Equities markets rebounded ahead of an emergency conference call later on Tuesday in which finance chiefs of the Group of Seven leading industrialised nations are slated to address the euro zone’s deepening debt crisis.
While many strategists are skeptical that any concrete steps will emerge from the call, some investors used hopes for progress as an opportunity to take profits after Europe-spurred rallies in U.S. Treasuries as well as German bunds sent yields to historical lows late last week.
This carried over into Asian trading and added to pressure on JGBs as investors positioned for the sale, although some strategists cautioned that the poor outcome might not herald a major correction.

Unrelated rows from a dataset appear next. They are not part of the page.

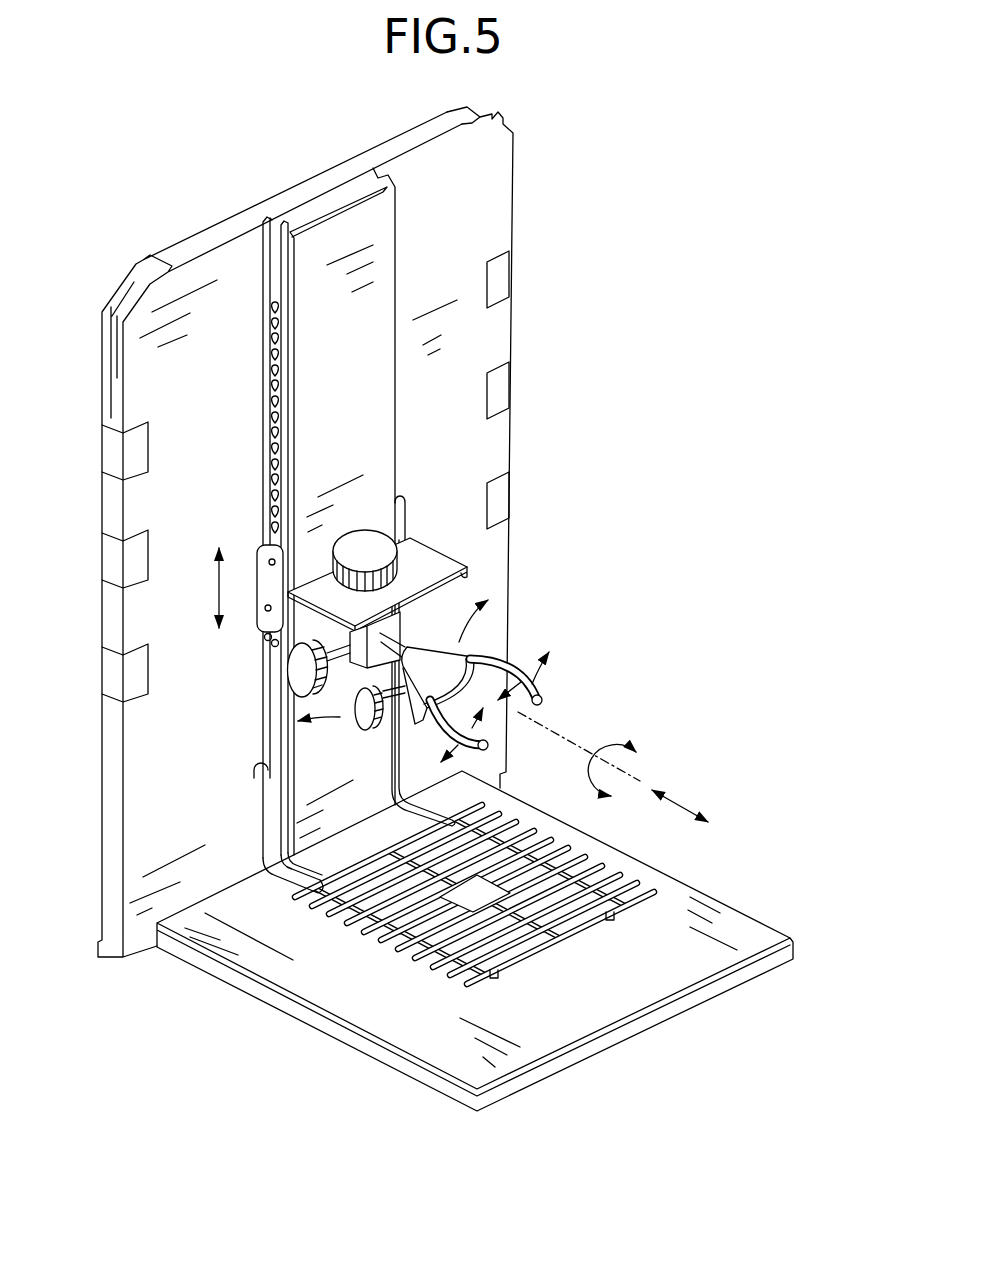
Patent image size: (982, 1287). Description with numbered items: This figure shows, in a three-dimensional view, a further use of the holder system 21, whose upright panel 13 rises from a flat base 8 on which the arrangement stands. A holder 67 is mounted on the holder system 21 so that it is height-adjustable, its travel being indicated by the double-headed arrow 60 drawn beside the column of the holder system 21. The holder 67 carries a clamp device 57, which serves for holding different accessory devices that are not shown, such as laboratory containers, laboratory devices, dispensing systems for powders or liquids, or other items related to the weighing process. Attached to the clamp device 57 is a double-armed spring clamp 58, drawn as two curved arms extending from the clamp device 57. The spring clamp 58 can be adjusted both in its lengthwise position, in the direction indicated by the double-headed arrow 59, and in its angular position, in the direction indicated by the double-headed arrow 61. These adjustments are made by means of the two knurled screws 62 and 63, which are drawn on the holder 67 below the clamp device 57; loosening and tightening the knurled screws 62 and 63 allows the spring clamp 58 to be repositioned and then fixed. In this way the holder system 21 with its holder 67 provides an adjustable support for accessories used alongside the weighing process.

The base plate 8 is at (735, 937).
The back wall panel 13 is at (467, 213).
The holder system 21 is at (356, 397).
The clamp device 57 is at (452, 662).
The double-armed spring clamp 58 is at (537, 688).
The double-headed arrow 59 is at (680, 802).
The double-headed arrow 60 is at (217, 590).
The double-headed arrow 61 is at (627, 740).
The knurled screw 62 is at (368, 712).
The knurled screw 63 is at (298, 673).
The holder 67 is at (488, 568).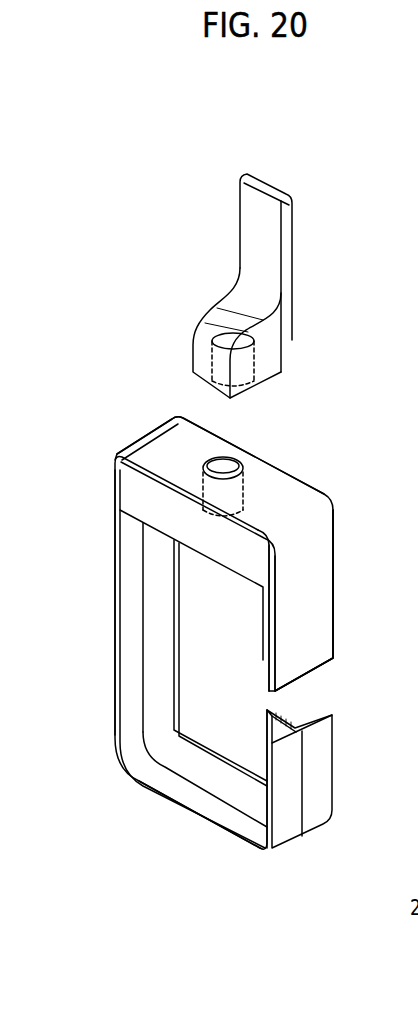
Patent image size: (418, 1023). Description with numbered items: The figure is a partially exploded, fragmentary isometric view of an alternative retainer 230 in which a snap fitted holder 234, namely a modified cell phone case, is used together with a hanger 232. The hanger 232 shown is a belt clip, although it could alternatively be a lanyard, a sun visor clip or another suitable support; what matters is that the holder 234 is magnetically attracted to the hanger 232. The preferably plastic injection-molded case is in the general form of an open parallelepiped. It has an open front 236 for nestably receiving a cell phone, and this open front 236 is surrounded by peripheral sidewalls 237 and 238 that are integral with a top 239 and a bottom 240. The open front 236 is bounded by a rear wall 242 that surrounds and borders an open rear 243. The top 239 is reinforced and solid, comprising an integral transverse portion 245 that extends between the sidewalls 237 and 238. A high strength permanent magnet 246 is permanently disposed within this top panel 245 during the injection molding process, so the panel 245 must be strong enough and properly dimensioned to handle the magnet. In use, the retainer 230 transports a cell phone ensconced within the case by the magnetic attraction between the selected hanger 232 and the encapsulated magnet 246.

The retainer 230 is at (217, 611).
The hanger 232 is at (215, 263).
The holder 234 is at (360, 528).
The open front 236 is at (172, 774).
The peripheral sidewall 237 is at (114, 728).
The peripheral sidewall 238 is at (295, 665).
The top 239 is at (277, 463).
The bottom 240 is at (255, 826).
The rear wall 242 is at (182, 686).
The open rear 243 is at (228, 740).
The transverse portion 245 is at (257, 562).
The permanent magnet 246 is at (230, 461).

“We can’t draw conclusions about what one poor auction means for demand, in light of so much uncertainty surrounding European events,” said Credit Suisse strategist Shinji Ebihara.
The 10-year JGB yield added 4 basis points to 0.855 percent. Benchmark yields dipped to 0.790 percent in the previous session, their lowest level since July 2003.
The 10-year JGB futures contract ended down 0.38 points at a session low of 143.41, as dealers who bought at the disappointing auction sold futures to hedge their position.
On Monday, futures rose as high as 144.06, the highest level for the front-month contract since October 2010.
The offering of 2.3 trillion yen of 10-year notes carried a 0.9 percent coupon, matching that of the previous sale.
It garnered a lowest price of 100.33, slightly below market expectations. The tail between the average and lowest accepted prices widened to 0.07, from 0.01 at the past five monthly 10-year sales.
The bid-to-cover ratio slipped to 2.95 from last month’s 3.74 and also came in below the 3.10 average of the past year’s sales.
“It was on the weak side, and it has all to do with the European and U.S. market correction last night,” said Shogo Fujita, chief Japan bond strategist at Bank of America Merrill Lynch.
“This poor auction could potentially fuel some bad auction results this week and next week, but that said, unless we see an outright resolution to Europe - which I don’t see happening anytime soon - we won’t see the flight to quality reverse itself,” he said.
Japan’s finance ministry will also auction 700 billion of 30-year bonds on Thursday, followed by 5- and 20-year bonds next week.
The yield curve steepened, with the 20-year JGB yield adding 4.5 basis points to 1.680 percent and the 30-year JGB yield also adding 4.5 basis points to 1.835 percent.